Though still in search of mainstream acceptance, students and staff members who describe themselves in terms such as agender, bigender, third gender or gender-fluid are requesting — and sometimes finding — linguistic recognition.In the first place the whole mess is pure fantasy. Only a tiny handful of people, maybe a few hundred, are truly indeterminate. You can't decide after birth to join one gender or the other.
Inviting students to state their preferred gender pronouns, known as PGPs for short, and encouraging classmates to use unfamiliar ones such as ze, sie, e, ou and ve has become an accepted back-to-school practice for professors, dorm advisers, club sponsors, workshop leaders and health care providers at several schools.

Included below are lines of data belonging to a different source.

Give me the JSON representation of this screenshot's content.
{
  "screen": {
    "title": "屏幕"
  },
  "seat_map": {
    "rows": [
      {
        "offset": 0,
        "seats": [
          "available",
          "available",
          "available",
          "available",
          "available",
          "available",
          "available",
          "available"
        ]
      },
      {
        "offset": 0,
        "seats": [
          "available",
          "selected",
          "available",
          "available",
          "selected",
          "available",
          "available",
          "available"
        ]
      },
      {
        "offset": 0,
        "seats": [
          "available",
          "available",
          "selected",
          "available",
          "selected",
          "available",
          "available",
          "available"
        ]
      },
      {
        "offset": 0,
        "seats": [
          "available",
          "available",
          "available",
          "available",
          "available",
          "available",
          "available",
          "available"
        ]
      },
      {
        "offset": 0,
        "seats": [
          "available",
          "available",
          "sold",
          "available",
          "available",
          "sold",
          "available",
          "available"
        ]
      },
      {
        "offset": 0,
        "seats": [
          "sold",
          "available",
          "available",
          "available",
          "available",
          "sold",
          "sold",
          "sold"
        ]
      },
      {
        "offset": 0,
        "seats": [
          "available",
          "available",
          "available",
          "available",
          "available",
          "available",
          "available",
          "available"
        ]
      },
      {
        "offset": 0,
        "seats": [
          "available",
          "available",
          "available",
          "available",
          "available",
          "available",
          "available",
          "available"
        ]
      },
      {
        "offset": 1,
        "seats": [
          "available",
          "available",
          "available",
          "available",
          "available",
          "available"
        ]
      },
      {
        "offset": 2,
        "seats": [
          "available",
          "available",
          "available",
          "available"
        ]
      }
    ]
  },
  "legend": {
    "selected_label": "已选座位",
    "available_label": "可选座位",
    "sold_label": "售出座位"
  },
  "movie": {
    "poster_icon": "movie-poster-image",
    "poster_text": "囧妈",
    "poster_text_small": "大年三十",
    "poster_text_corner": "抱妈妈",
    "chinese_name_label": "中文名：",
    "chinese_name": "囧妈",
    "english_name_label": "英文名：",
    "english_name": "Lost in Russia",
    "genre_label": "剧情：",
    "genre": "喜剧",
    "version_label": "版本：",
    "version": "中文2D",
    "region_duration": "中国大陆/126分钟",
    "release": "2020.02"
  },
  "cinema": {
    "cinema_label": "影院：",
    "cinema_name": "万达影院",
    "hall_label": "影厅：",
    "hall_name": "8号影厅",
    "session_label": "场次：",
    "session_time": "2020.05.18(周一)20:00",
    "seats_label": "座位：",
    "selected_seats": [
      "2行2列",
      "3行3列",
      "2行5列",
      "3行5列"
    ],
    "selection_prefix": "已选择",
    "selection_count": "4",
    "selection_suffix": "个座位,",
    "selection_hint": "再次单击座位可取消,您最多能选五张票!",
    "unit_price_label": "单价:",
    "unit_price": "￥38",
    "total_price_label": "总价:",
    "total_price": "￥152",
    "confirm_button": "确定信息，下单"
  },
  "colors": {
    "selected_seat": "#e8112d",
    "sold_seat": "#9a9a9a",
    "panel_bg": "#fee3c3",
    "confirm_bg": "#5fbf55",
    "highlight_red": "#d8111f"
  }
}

"There is an initial discomfort. I think it's probably hypocritical to pretend there isn't, to say, 'Ok, that's what they want to do' and leave it at that," [writer] Lucy Ferriss said. "The people I know who teach will say 'This is weird and it's cumbersome and it's not going to last because it's not organic.'"Ferris hits the mark with ORGANICALLY. Language develops organically, often by infusion from adolescent in-group jargon. It's normal for adolescents to form cliques with their own way of talking, and it's normal for some of those words to drift into common usage.
At the same time, Ferris thinks it's a mistake for scholars and grammarians to dismiss the trend without considering whether English and society might be served by less-rigid ideas about gender.
"Mail carrier did not evolve organically and it's a lot easier to say mailman."